Key Packing Pointers
The key thing to remember is the duration of your visit. If you are staying in some places for over 3-4 days some of the meat can go bad after being cooked for a while, so be sure to factor the duration. If it’s only a weekend or a few days, you wont have to worry about things spoiling or going bad UNLESS you cannot keep them cooled to proper temperature. That is the #1 thing to remember when transporting food. If you keep it exposed to heat for a prolonged period of time you are really tampering with it going bad or spoiling very fast. Be smart and make sure you have it in a cooler or a thermal bag that will keep food cold/warm (depending on what you are trying to do). Taking extra ice packs with you is never a bad idea especially if you will be holding the food with you or packing a 6-pack bag that holds small Tupperware containers.

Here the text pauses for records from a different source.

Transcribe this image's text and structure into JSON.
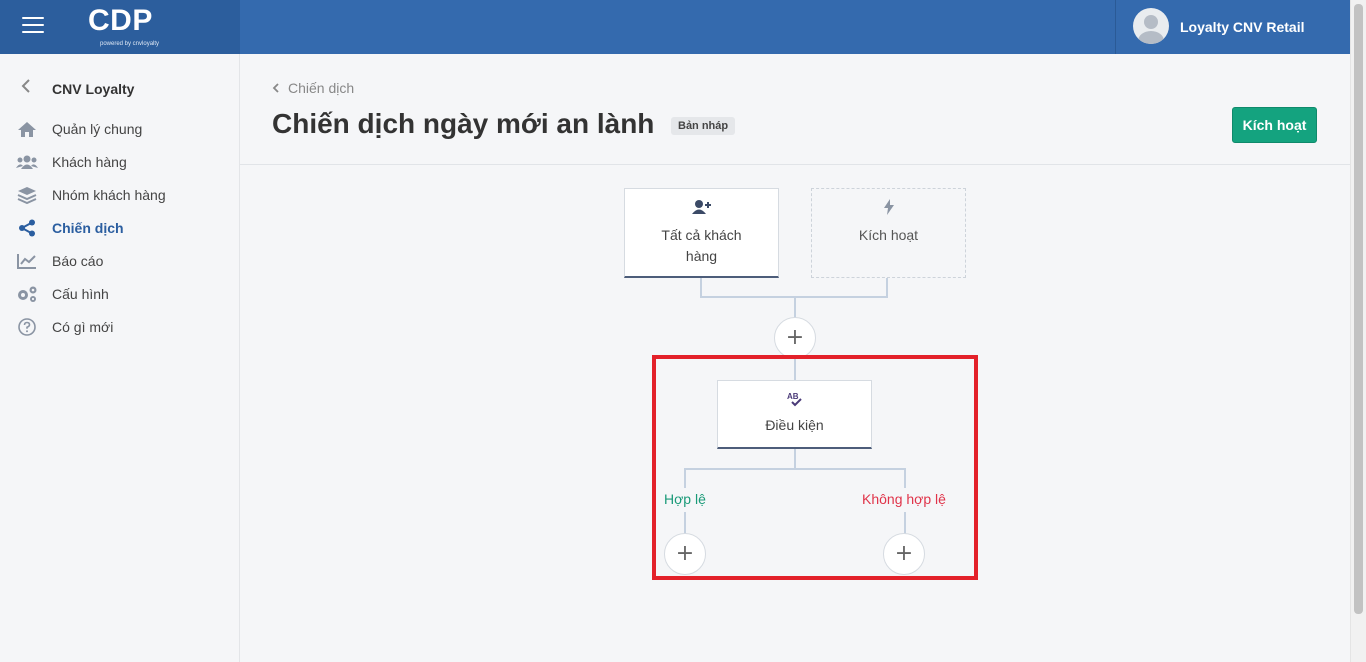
{
  "header": {
    "logo_text": "CDP",
    "logo_sub": "powered by cnvloyalty",
    "user_name": "Loyalty CNV Retail"
  },
  "sidebar": {
    "title": "CNV Loyalty",
    "items": [
      {
        "label": "Quản lý chung",
        "icon": "home-icon",
        "active": false
      },
      {
        "label": "Khách hàng",
        "icon": "users-icon",
        "active": false
      },
      {
        "label": "Nhóm khách hàng",
        "icon": "layers-icon",
        "active": false
      },
      {
        "label": "Chiến dịch",
        "icon": "share-icon",
        "active": true
      },
      {
        "label": "Báo cáo",
        "icon": "chart-icon",
        "active": false
      },
      {
        "label": "Cấu hình",
        "icon": "gears-icon",
        "active": false
      },
      {
        "label": "Có gì mới",
        "icon": "question-icon",
        "active": false
      }
    ]
  },
  "page": {
    "breadcrumb": "Chiến dịch",
    "title": "Chiến dịch ngày mới an lành",
    "status_badge": "Bản nháp",
    "activate_button": "Kích hoạt"
  },
  "flow": {
    "audience_node": "Tất cả khách hàng",
    "trigger_node": "Kích hoạt",
    "condition_node": "Điều kiện",
    "branch_valid": "Hợp lệ",
    "branch_invalid": "Không hợp lệ",
    "add_symbol": "+"
  },
  "colors": {
    "topbar": "#346aae",
    "accent_green": "#14a37f",
    "active_menu": "#2b5ea0",
    "valid": "#1a9a78",
    "invalid": "#e0344a",
    "highlight": "#e3212a"
  }
}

While I can use my cooking to my advantage while traveling, it helps to have meals pretty much done and ready to go. Instead of packing a Meal Replacement powder, I can literally make loaves, cakes, and muffins and just eat those to hit my fats/protein/carbs. I still will focus on getting adequate whole food to help ensure I hit protein/carbs/fat/fiber minimums with more micronutrient dense food. My diet is surely not full of baked goods as some make it out to be, but I make sure I plan accordingly. When worst comes to worst while traveling you sometimes cannot always eat chicken, steak, beef, potatoes, and rice at every single meal. I hope this article will help you in your future traveling as far as being prepared with meal preparation!